Mittwoch, 5. Februar 2020

THE MULE (Clint Eastwood, 2018)

Eastwoods Film ist inspiriert von der wahren Geschichte des Drogenkuriers Leo Sharp, der 2011 im Alter von 87 Jahren verhaftet wurde. Dabei handelt es sich keineswegs um eine Biographie. Eastwood nimmt lediglich die Ausgangssituation als Grundlage für seinen Film um den fiktiven Earl Stone, einen Pflanzenzüchter, dessen Liebe zu seinen Blumen größer ist als die zu seiner Familie. Dies führt u. a. dazu, dass seine Tochter Iris seit Jahren nicht mehr mit ihm spricht. The Mule ist in erster Linie ein Familiendrama, wobei die zentrale Bedeutung der Vater-Tochter-Beziehung auch dadurch untermauert wird, dass die Rolle der Tochter von Eastwoods leiblicher Tochter verkörpert wird, die in der Vergangenheit schon mehrfach mit ihm zusammengearbeitet hat.

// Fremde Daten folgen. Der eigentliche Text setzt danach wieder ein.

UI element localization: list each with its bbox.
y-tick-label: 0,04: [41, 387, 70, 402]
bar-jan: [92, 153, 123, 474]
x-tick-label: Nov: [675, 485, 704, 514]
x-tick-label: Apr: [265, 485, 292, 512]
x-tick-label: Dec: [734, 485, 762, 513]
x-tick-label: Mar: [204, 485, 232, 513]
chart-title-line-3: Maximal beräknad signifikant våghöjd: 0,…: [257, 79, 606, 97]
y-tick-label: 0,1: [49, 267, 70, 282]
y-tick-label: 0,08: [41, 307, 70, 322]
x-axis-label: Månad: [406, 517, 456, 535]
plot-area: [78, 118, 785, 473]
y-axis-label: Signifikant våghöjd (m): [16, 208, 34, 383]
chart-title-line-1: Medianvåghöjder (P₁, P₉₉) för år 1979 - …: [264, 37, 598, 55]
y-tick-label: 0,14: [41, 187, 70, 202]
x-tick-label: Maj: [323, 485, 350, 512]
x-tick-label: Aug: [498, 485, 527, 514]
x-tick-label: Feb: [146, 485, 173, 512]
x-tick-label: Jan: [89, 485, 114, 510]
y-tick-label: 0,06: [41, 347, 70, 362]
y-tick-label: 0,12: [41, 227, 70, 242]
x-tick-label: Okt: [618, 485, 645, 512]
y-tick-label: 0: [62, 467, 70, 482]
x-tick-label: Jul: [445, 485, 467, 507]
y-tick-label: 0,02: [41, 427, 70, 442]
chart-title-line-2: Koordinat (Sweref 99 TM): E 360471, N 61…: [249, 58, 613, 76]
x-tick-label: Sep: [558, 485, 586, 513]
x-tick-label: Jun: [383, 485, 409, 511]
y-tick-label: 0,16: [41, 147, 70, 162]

Earl ist ein lebender Anachronismus, ein alter Mann, der aus der Zeit gefallen ist, der Probleme hat, mit den neuen Medien und den Errungenschaften der Technik mitzuhalten. Seine Ignoranz gegenüber dem Internet und speziell dem Online-Handel trägt letztlich mit dazu bei, ihn in den finanziellen Ruin zu treiben, was wiederum dazu führt, dass er sich als Drogenkurier anheuern lässt. Während seine mexikanisch-stämmigen Kontaktleute ihn anfangs misstrauisch beäugen, entwickelt sich zunehmend ein beinahe freundschaftliches Verhältnis zwischen ihnen. 

Dabei stellt sich im Verlauf des Films heraus, dass Earl gar nicht so unbeholfen und unbedarft ist, wie es zu Beginn den Anschein hat. So gelingt es ihm beispielsweise, ein für ihn äußerst bedrohliches Zusammentreffen auf einer einsamen Landstraße mit einem Polizisten und seinem Drogenhund auf elegante Art und Weise zu lösen. Oder er erzählt locker beim Frühstück in einem Motel einem Drogenfahnder von seinem schwierigen Verhältnis zu seiner Tochter, wohl wissend, dass dieser auf der Suche nach ihm ist, ihn aber aufgrund seines Alters nicht im Verdacht hat, der Gesuchte zu sein.

Was The Mule aber vor allen Dingen auszeichnet, ist die für seinen Regisseur so typische unaufgeregte Erzählweise. Die seinem Alter und seiner großen Lebenserfahrung geschuldete Gelassenheit, die Earl selbst in für ihn sehr bedrohlichen Situationen stets bewahrt, überträgt sich auf den Zuschauer und macht die Sichtung des Films zu einem sehr entspannten Erlebnis, was nicht heißen soll, dass es an der nötigen Spannung mangele. Und Clint Eastwood ist auch im stolzen Alter von 88 Jahren noch eine Schau. In den Nebenrollen finden sich zudem namhafte Darsteller wie Laurence Fishburne, Bradley Cooper oder Andy Garcia, auch wenn deren Charakteren nicht viel Raum zur Entfaltung geboten wird.

The Mule ist ein weiterer wunderbarer Film, der wieder einmal vom durchgehend hohen Niveau der Arbeiten eines der größten amerikanischen Regisseure der Gegenwart zeugt und der erfreulicherweise auch im hohen Alter nichts von seiner Umtriebigkeit, was das Filmemachen angeht, verloren zu haben scheint.